Александр Смулянский,
комментарий к настоящему тексту.
Если прибегнуть к наиболее понятной метафоре о предмете нашего текущего исследования, то можно сказать, что желание и культура состоят в симбиозе, где обе структуры существуют подобно биологическим видам-комменсалам. Культура, моделируя и паттернизируя свою структуру, которую мы в связи с методологической необходимостью привыкли описывать в социологических терминах, действует всегда исходя из тех семиотических инерций и флуктуаций, которые и до этого её детерминировали. Здесь мы выделяем то пространство, где аккумулируются стереотипы, практики и прочее «наследие», которое мы и ассоциируемым с культурой как таковой.

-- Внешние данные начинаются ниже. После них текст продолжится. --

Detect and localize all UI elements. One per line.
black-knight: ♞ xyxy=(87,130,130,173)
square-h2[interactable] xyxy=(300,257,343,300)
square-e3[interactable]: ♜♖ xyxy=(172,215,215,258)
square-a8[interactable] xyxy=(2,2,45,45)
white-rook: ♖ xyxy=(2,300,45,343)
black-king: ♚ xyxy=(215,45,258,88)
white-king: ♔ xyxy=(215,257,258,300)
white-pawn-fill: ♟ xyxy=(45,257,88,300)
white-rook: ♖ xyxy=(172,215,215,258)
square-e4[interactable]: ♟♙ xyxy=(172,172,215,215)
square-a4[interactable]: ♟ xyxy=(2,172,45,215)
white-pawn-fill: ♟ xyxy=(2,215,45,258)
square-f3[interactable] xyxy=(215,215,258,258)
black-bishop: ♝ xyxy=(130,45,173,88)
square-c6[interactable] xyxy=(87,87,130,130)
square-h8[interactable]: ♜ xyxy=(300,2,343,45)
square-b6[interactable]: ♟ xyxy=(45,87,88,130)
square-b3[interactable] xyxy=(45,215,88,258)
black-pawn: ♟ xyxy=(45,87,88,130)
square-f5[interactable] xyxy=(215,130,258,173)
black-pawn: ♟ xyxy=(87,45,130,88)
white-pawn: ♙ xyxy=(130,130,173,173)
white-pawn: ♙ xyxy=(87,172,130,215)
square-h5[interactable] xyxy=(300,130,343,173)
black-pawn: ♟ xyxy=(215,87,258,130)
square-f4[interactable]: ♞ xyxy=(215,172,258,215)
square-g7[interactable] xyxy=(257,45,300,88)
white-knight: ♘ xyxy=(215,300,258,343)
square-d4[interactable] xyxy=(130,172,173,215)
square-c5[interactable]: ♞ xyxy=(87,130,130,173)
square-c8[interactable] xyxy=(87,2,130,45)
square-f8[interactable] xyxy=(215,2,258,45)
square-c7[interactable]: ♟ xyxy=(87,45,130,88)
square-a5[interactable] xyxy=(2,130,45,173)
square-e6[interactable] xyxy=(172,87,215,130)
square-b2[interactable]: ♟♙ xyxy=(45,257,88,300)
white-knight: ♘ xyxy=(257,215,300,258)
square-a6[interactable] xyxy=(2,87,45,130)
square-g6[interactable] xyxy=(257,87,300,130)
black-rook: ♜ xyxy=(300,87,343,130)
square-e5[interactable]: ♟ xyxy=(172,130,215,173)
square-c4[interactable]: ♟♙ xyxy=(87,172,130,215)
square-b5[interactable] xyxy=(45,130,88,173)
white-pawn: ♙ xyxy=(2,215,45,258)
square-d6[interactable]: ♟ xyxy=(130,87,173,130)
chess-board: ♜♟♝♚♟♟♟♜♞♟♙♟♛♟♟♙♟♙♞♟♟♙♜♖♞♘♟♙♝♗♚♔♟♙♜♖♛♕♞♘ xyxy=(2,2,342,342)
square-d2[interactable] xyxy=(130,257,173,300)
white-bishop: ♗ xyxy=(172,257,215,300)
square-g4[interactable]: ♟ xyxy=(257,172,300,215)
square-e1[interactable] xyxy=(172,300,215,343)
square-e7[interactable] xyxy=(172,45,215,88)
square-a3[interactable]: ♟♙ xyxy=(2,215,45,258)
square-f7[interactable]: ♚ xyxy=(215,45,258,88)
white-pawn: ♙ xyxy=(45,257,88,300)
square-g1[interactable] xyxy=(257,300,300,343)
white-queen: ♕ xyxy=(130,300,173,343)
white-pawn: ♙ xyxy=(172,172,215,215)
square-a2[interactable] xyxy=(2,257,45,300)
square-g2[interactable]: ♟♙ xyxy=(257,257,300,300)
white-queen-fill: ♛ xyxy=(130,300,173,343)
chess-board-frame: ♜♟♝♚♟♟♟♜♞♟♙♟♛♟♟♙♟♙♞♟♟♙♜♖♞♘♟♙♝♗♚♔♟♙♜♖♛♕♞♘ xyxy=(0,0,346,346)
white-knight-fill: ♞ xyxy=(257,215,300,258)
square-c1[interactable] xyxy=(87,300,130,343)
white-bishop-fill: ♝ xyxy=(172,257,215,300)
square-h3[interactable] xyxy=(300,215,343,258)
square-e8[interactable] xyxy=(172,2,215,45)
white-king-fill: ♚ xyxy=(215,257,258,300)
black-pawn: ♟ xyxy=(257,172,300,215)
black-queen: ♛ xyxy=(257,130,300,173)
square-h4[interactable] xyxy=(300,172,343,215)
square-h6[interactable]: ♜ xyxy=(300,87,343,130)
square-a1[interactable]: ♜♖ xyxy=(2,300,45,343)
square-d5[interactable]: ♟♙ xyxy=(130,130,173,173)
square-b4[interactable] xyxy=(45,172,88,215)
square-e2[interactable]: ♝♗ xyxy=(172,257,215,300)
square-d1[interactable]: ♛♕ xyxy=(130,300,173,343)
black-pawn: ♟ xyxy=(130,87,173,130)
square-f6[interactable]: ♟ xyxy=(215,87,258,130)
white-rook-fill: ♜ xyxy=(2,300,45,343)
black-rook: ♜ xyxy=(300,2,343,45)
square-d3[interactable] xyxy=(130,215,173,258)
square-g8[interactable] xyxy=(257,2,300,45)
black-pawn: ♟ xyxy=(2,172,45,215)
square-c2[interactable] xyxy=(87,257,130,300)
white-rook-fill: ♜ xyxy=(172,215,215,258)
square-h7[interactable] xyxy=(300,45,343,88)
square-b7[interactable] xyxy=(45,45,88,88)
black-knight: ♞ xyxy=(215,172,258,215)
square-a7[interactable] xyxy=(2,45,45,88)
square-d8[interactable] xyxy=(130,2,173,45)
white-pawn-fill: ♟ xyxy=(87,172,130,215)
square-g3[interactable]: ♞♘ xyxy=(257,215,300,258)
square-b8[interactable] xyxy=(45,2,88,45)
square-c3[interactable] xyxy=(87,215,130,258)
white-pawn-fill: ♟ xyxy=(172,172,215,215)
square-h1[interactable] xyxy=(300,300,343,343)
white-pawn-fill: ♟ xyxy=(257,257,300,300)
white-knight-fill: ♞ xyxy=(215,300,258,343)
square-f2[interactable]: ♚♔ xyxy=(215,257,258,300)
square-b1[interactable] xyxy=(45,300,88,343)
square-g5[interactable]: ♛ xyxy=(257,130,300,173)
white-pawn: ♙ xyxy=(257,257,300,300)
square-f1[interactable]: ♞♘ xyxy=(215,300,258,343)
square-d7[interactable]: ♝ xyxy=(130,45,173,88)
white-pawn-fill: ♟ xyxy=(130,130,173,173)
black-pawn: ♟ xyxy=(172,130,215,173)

Напротив, желание субъекта в этой гетерогенной структуре появляется не как производное тех самых внутренних пульсаций этоса (оно им, собственно, ничем не обязано), а как чуждый этой динамике феномен, порожденный самой структурностью культуры (языка) и вынужденный обитать в таком пространстве. Желание существует не испытывая «ни пользы, ни вреда» от такого соседства, когда как культура претерпевает перманентную реформацию в связи с тем, как структурировано желание в конкретном субъекте.